My Favorite – Networking  The Copy-on-write disk stuff is great for non- persistent disks. But what about persistent ones? Let’s just use NFS.  But here’s a dumb thing: A VM has a copy of information it wants to send to another VM on the same physical machine. In a naïve approach, we’d let that data be duplicated, taking up extra memory pointlessly.  So, let’s use copy-on-write for our network interface too!

Virtual Network Interface  Disco provides a virtual subnet for VM’s to talk to each other.  This virtual device is Ethernet-like, but with no maximum transfer size.  Transfers are accomplished by updating pointers rather than actually copying data (until absolutely necessary).  The OS sends out the requests as NFS requests.  “Ah,” but you say. “What about the data locality as a VM starts accessing those files and memory?”  Page replication and migration!

About those Commodity OS’s  So what do we really need to do to get these commodity operating systems running on Disco?  Surprisingly a lot and a little.  Minor changes were needed to IRIX’s HAL, amounting to 2 header files and 15 lines of assembly code. This did lead to a full kernel recompile though.  Disco needs device drivers. Let’s just steal them from IRIX!  Don’t trap on every privileged register access. Convert them into normal loads/stores to special address space, linked to the privileged registers.

More Patching  “Hinting” added to HAL to help the VMM not do dumb things (or at least do fewer dumb things).  When the OS goes idle, the MIPS (usually) defaults to a low power mode. Disco just stops scheduling the VM until something interesting happens.  Other minor things were done, but that required patching the kernel.

SPLASHOS  Some high-performance apps might need most or all of the machine. The authors wrote a “thin” operating system to run SPLASH-2 applications.  Mostly proof-of-concept.

Experimental Results  Bad Idea: Target your software for a machine that doesn’t physically exist.  Like, I don’t know, FLASH?  Disco was validated using two alternatives:  SimOS  SGI Origin2000 Board that will form the basis of FLASH

Experimental Design  Use 4 representative workloads for parallel applications:  Software Development (Pmake of a large app)  Hardware Development (Verilog simulator)  Scientific Computing (Raytracing and a sorting algorithm)  Commercial Database (Sybase)  Not only are they representative, but they each have characteristics that are interesting to study  For example, Pmake is multiprogrammed, lots of short-lived processes, OS & I/O intensive.

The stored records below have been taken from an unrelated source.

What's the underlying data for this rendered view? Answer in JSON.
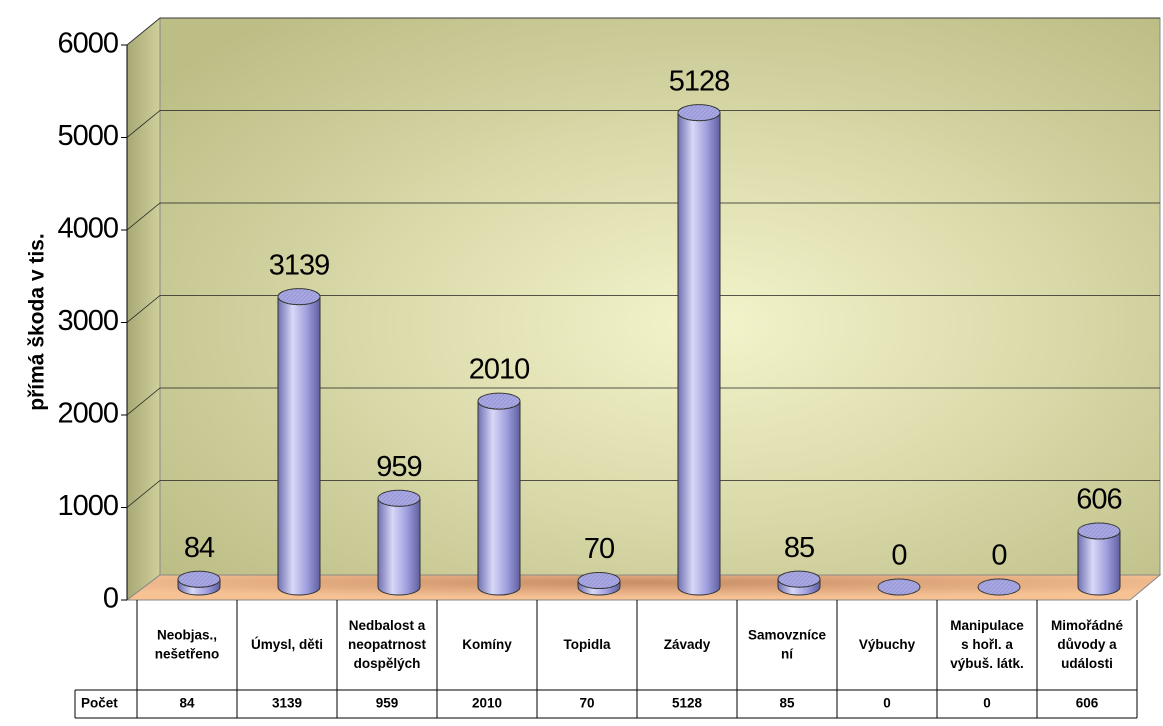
{
  "chart_data": {
    "type": "bar3d",
    "y_label": "přímá škoda v tis.",
    "categories": [
      "Neobjas.,\nnešetřeno",
      "Úmysl, děti",
      "Nedbalost a\nneopatrnost\ndospělých",
      "Komíny",
      "Topidla",
      "Závady",
      "Samovzníce\nní",
      "Výbuchy",
      "Manipulace\ns hořl. a\nvýbuš. látk.",
      "Mimořádné\ndůvody a\nudálosti"
    ],
    "series": [
      {
        "name": "Počet",
        "color": "#9c9cdc",
        "values": [
          84,
          3139,
          959,
          2010,
          70,
          5128,
          85,
          0,
          0,
          606
        ]
      }
    ],
    "ylim": [
      0,
      6000
    ],
    "yticks": [
      0,
      1000,
      2000,
      3000,
      4000,
      5000,
      6000
    ],
    "grid": true
  }
}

Simplest Results Graph Overhead of Disco is pretty modest compared to the uniprocessor results. Raytrace is the lowest, at only 3%. Pmake is the highest, at 16%. The main hits come from additional traps and TLB misses (from all the flushing Disco does). Interestingly, less time is spent in the kernel in Raytrace, Engineering and Database. Running a 64-bit system mitigates the impact of TLB misses.

Memory Utilization Key thing here is how 8 VM’s doesn’t require 8x the memory of 1 VM. Interestingly, we have 8 copies of IRIX running in less than 256 MB of physical RAM!

Scalability Page migration and replication were disabled for these runs. All use 8 processors and 256 MB of memory. IRIX has a terrible bottleneck in synchronizing the system’s memory management code It also has a “lazy” evaluation policy in the virtual memory system that drags “normal” RADIX down. Overall though, check out those performance gains!

Page Migration Benefits The 100% UMA results give a lower bound on performance gains from page migration and replication. But in short, the policies work great.

Real Hardware  Experiences on the real SGI hardware pretty much confirms the simulations, at least at the uniprocessor level.  Overheads tend to be in the range of 3-8% on Pmake and the Engineering simulation.

Summing Up  Disco works pretty well.  Memory usage scales well, processor utilization scales well.  Performance overheads are relatively small for most loads.  Lots of engineering challenges, but most seem to have been overcome.

Final Thoughts  Everything in this paper seems, in retrospect, to be totally obvious. However, the combination of all of these factors seems like it would have taken just a ton of work.  Plus, I don’t think I could have done it half as well, to be honest.  Targeting a non-existent machine seems a little silly.  Overall, interesting paper.